Dwight mangiava il panino meccanicamente. Masticò per parecchi minuti e infine scosse la testa. «È una ricostruzione plausibile, lo ammetto. Ci sono dei passaggi poco chiari, però. Per esempio mi chiedo come mai ha spostato Gary mentre avrebbe potuto lasciare anche lui nell’ascensore principale.»

«E se fosse stato disturbato dall’arrivo di qualcuno?» domandò Charlie. «In effetti un paio di persone sono salite sul tetto proprio nel momento sbagliato per l’assassino. Non poteva rischiare che con l’aria fresca Gary rinvenisse e magari cominciasse a fare rumore. Per questo ha dovuto bloccare le porte dell’ascensore principale, chiudersi con Gary nell’ascensore segreto e condurlo dove avrebbe potuto portare a termine ciò che aveva iniziato, ovvero dimostrare l’innocenza di Smart House.»

Dwight sospirò. Era ancora dubbioso, poco convinto di quella versione dei fatti. «E cos’è questa storia dei popcorn? Come diavolo è arrivato a pensare una cosa simile?»

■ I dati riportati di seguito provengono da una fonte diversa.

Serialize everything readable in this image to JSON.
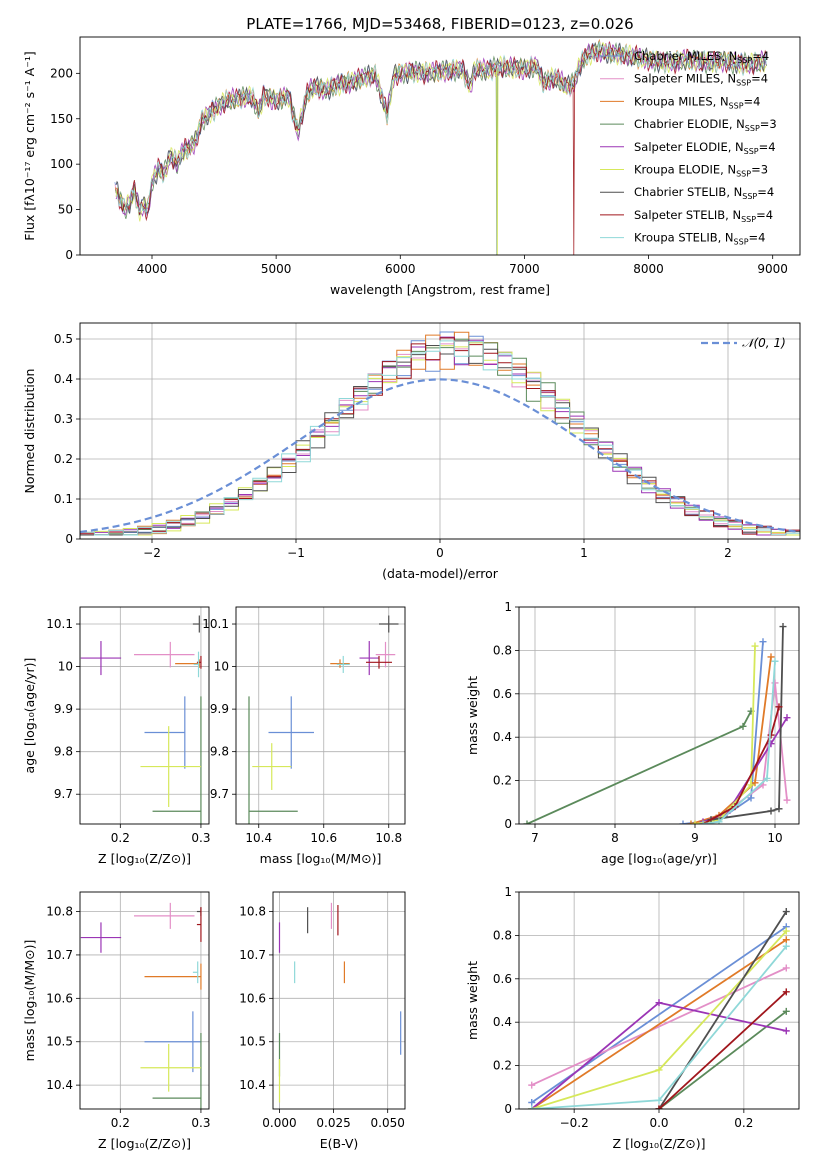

«Quella sera, prima delle undici, Gary aveva preso in cucina la macchina per i popcorn» disse Charlie. «Era uscito dalla porta secondaria della cucina, diretto certamente al piccolo ascensore che lo avrebbe portato nel suo ufficio o nella sua stanza. D’abitudine preparava i popcorn ogni sera nel suo ufficio, come mai quella sera non l’ha fatto? Perché portarsi dietro quell’aggeggio per quindici, venti minuti? In quel lasso di tempo sicuramente Gary non si è fermato in giardino, c’era troppa gente che andava e veniva per passare inosservato. No, uscito dalla cucina è andato da qualche altra parte e ha posato l’aggeggio per i popcorn. In seguito, l’assassino, vedendo la macchina per i popcorn, deve aver pensato fosse un modo perfetto per far credere che alle undici e un quarto Gary fosse ancora vivo e affamato. Quando ha preso le copie cianografiche e i computer per nasconderli nell’ascensore segreto, li ha presi dall’ufficio di Gary. La macchina per popcorn probabilmente era lì e l’assassino non si è lasciato sfuggire l’occasione.»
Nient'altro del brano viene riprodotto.